X-NVDLA: Runtime Accuracy Configurable NVDLA based on Employing Voltage Overscaling Approach

Hassan Afzali-Kusha and Massoud Pedram
USC


Abstract

This paper reports a runtime accuracy reconfigurable implementation of an energy efficient deep learning accelerator. The accelerator utilizes the voltage overscaling (VOS) technique, which provides adjustment of the approximation level of the hardware components while improving lifetime/reliability of the accelerator. The technique is targeted at computing units where the applied voltage is adjusted at runtime based on the minimum required accuracy. The implementation of the network is performed using NVDLA which is an open-source Convolutional Neural Network (CNN) accelerator. The approximation is applied to the accelerator multiply-and-accumulate (MAC) array employed for the required network computations.

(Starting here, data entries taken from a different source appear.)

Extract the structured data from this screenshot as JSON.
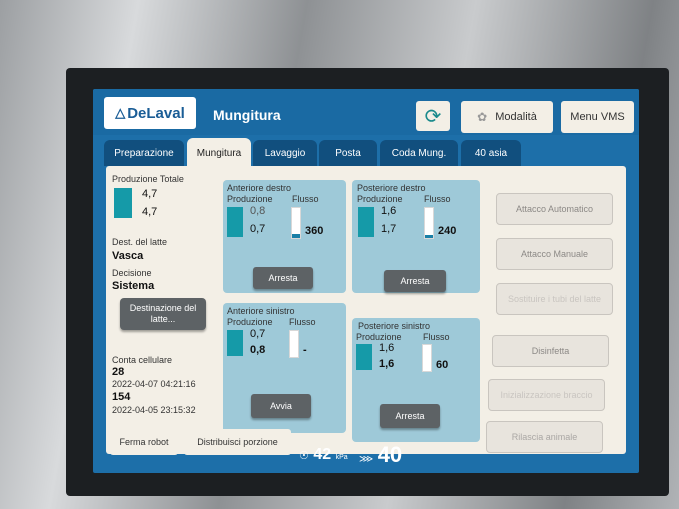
{
  "header": {
    "logo_text": "DeLaval",
    "title": "Mungitura",
    "modalita_label": "Modalità",
    "menu_label": "Menu VMS"
  },
  "tabs": [
    {
      "label": "Preparazione"
    },
    {
      "label": "Mungitura",
      "active": true
    },
    {
      "label": "Lavaggio"
    },
    {
      "label": "Posta"
    },
    {
      "label": "Coda Mung."
    },
    {
      "label": "40 asia"
    }
  ],
  "left": {
    "produzione_totale_label": "Produzione Totale",
    "prod_val1": "4,7",
    "prod_val2": "4,7",
    "dest_label": "Dest. del latte",
    "dest_value": "Vasca",
    "decisione_label": "Decisione",
    "decisione_value": "Sistema",
    "dest_button": "Destinazione del latte...",
    "conta_label": "Conta cellulare",
    "conta1_value": "28",
    "conta1_date": "2022-04-07 04:21:16",
    "conta2_value": "154",
    "conta2_date": "2022-04-05 23:15:32"
  },
  "quarters": {
    "ad": {
      "title": "Anteriore destro",
      "prod_label": "Produzione",
      "flow_label": "Flusso",
      "prod1": "0,8",
      "prod2": "0,7",
      "flow": "360",
      "flow_level": 0.15,
      "button": "Arresta"
    },
    "pd": {
      "title": "Posteriore destro",
      "prod_label": "Produzione",
      "flow_label": "Flusso",
      "prod1": "1,6",
      "prod2": "1,7",
      "flow": "240",
      "flow_level": 0.1,
      "button": "Arresta"
    },
    "as": {
      "title": "Anteriore sinistro",
      "prod_label": "Produzione",
      "flow_label": "Flusso",
      "prod1": "0,7",
      "prod2": "0,8",
      "flow": "-",
      "flow_level": 0,
      "button": "Avvia"
    },
    "ps": {
      "title": "Posteriore sinistro",
      "prod_label": "Produzione",
      "flow_label": "Flusso",
      "prod1": "1,6",
      "prod2": "1,6",
      "flow": "60",
      "flow_level": 0,
      "button": "Arresta"
    }
  },
  "right_buttons": [
    {
      "label": "Attacco Automatico",
      "enabled": true
    },
    {
      "label": "Attacco Manuale",
      "enabled": true
    },
    {
      "label": "Sostituire i tubi del latte",
      "enabled": false
    },
    {
      "label": "Disinfetta",
      "enabled": true
    },
    {
      "label": "Inizializzazione braccio",
      "enabled": false
    },
    {
      "label": "Rilascia animale",
      "enabled": true
    }
  ],
  "bottom": {
    "ferma_label": "Ferma robot",
    "distribuisci_label": "Distribuisci porzione",
    "pressure_value": "42",
    "pressure_unit": "kPa",
    "pulsation_value": "40"
  },
  "colors": {
    "screen_bg": "#1d6fa9",
    "panel_bg": "#f3efe6",
    "quarter_bg": "#9ec9d8",
    "teal": "#159aa8",
    "button_dark": "#5d6265"
  }
}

To control the accuracy degradation of the approximate accelerator (called XNVDLA), the reduced voltage is applied only to least significant bits (LSBs) of the MAC array. To assess the efficacy of the proposed energy efficient accelerator, the energy-accuracy characteristics of X-NVDLA when running LeNet-5 and ResNet50 networks with 8-bit (integer) precision are investigated. The study includes energy improvement versus accuracy degradation as a function of overscaled voltages and number of approximate LSBs using a 15nm FinFET technology.